حدثنا أبو اليمان: أخبرنا شعيب، عن الزهري، عن سالم بن عبد الله: أن عبد الله بن عمر رضي الله عنهما قال:

 سمعت رسول الله صلى الله عليه وسلم يقول وهو على المنبر: (ألا إن الفتنة ها هنا - يشير إلى المشرق - من حيث يطلع قرن الشيطان).

 

[-3511-] Abdullah b. Ömer r.a. dedi ki: "Resulullah Sallallahu Aleyhi ve Sellem'i minber üzerinde iken şöyle buyururken dinledim: ''Doğu tarafına işaret ederek Dikkat edin, fitne buradan şeytan'ın boynuzunun çıktığı yerden çıkacaktır."

 

 

Hadisten Çıkan Sonuçlar

 

1- Hadis-i şerif te bilinen nesebin reddedilerek başka bir nesep iddiasında bulunmanın haram olduğu belirtilmektedir. Hadis-i şerif bunun için de ilim (bilmek) kaydını getirmiş bulunmaktadır. İster olumlu, ister olumsuz iddia halinde bilgi kaydı kaçınılmazdır. Çünkü günah, bir şeyi bilen ve onu kasti olarak yapan kimse için sözkonusudur.

 

2- Hadisten -daha önce açıkladığımız gibi- kesin olarak vazgeçirmek maksadıyla masiyetler hakkında küfür lafzının kullanılmasının caiz olduğu anlaşılmaktadır. Müslim'in rivayetinden, davacıya ait olmayan bir şeyi iddia etmenin haram olduğu da anlaşılmaktadır.

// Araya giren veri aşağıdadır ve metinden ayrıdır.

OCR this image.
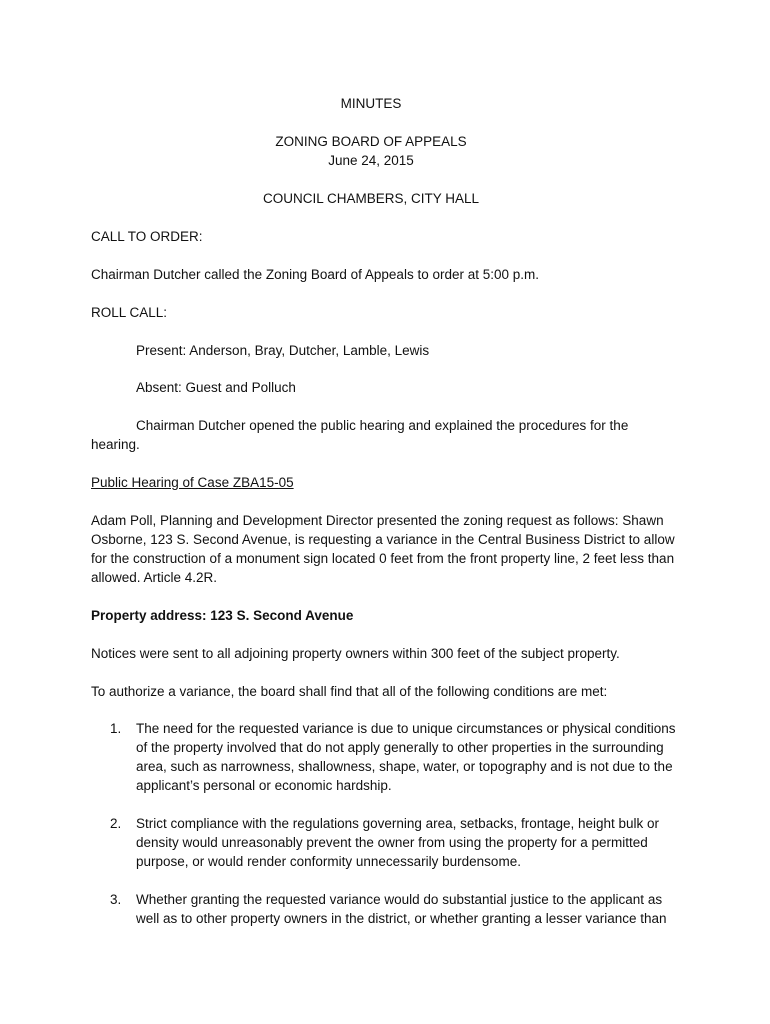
MINUTES

ZONING BOARD OF APPEALS

June 24, 2015

COUNCIL CHAMBERS, CITY HALL

CALL TO ORDER:

Chairman Dutcher called the Zoning Board of Appeals to order at 5:00 p.m.

ROLL CALL:

Present: Anderson, Bray, Dutcher, Lamble, Lewis

Absent: Guest and Polluch

Chairman Dutcher opened the public hearing and explained the procedures for the

hearing.

Public Hearing of Case ZBA15-05

Adam Poll, Planning and Development Director presented the zoning request as follows: Shawn Osborne, 123 S. Second Avenue, is requesting a variance in the Central Business District to allow for the construction of a monument sign located 0 feet from the front property line, 2 feet less than allowed. Article 4.2R.

Property address: 123 S. Second Avenue

Notices were sent to all adjoining property owners within 300 feet of the subject property.

To authorize a variance, the board shall find that all of the following conditions are met:

1.	The need for the requested variance is due to unique circumstances or physical conditions of the property involved that do not apply generally to other properties in the surrounding area, such as narrowness, shallowness, shape, water, or topography and is not due to the applicant’s personal or economic hardship.
2.	Strict compliance with the regulations governing area, setbacks, frontage, height bulk or density would unreasonably prevent the owner from using the property for a permitted purpose, or would render conformity unnecessarily burdensome.
3.	Whether granting the requested variance would do substantial justice to the applicant as well as to other property owners in the district, or whether granting a lesser variance than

Böylelikle bunun kapsamını bilmek, öğrenmek, nesep, durum, salih oluş, nimet, vera' bağı ve buna benzer bütünbatıl iddialar da girmektedir. Bu haksız iddianın doğuracağı kötülüğün çoğalması ile haramlığın vurgusu da artar.

 

"Şüphesiz en büyük iftiralardan birisi de" (anlamındaki) buyrukta geçen "elfira: iftiralar" kelimesi "firye"nin çoğuludur. Firye ise yalan ve bühtan demektir. Hadis-i şerifte bu üç hususta yalan söylemenin ne kadar ağır olduğu belirtilmektedir. Bu üç husus rüya da görmemiş olduğu halde bir şeyi gördüğünü bildirmek, babasından başkasından olduğunu iddia etmek ve Nebi Sallallahu Aleyhi ve Sellem'e yalan bir şeyi isnad etmektir. Bu sonuncusu ile ilgili gerekli açıklamalar daha önce İlim bahsinde geçmiş bulunmaktadır. (Hadis no: 106'da)  Rüya ile alakalı yalan iddiaya gelince, buna dair açıklamalar da Rüya Tabiri bölümünde gelecektir. Yalan yere nesep iddiasına gelince, bu da bundan önceki babta, az önce geçmiş bulunmaktadır.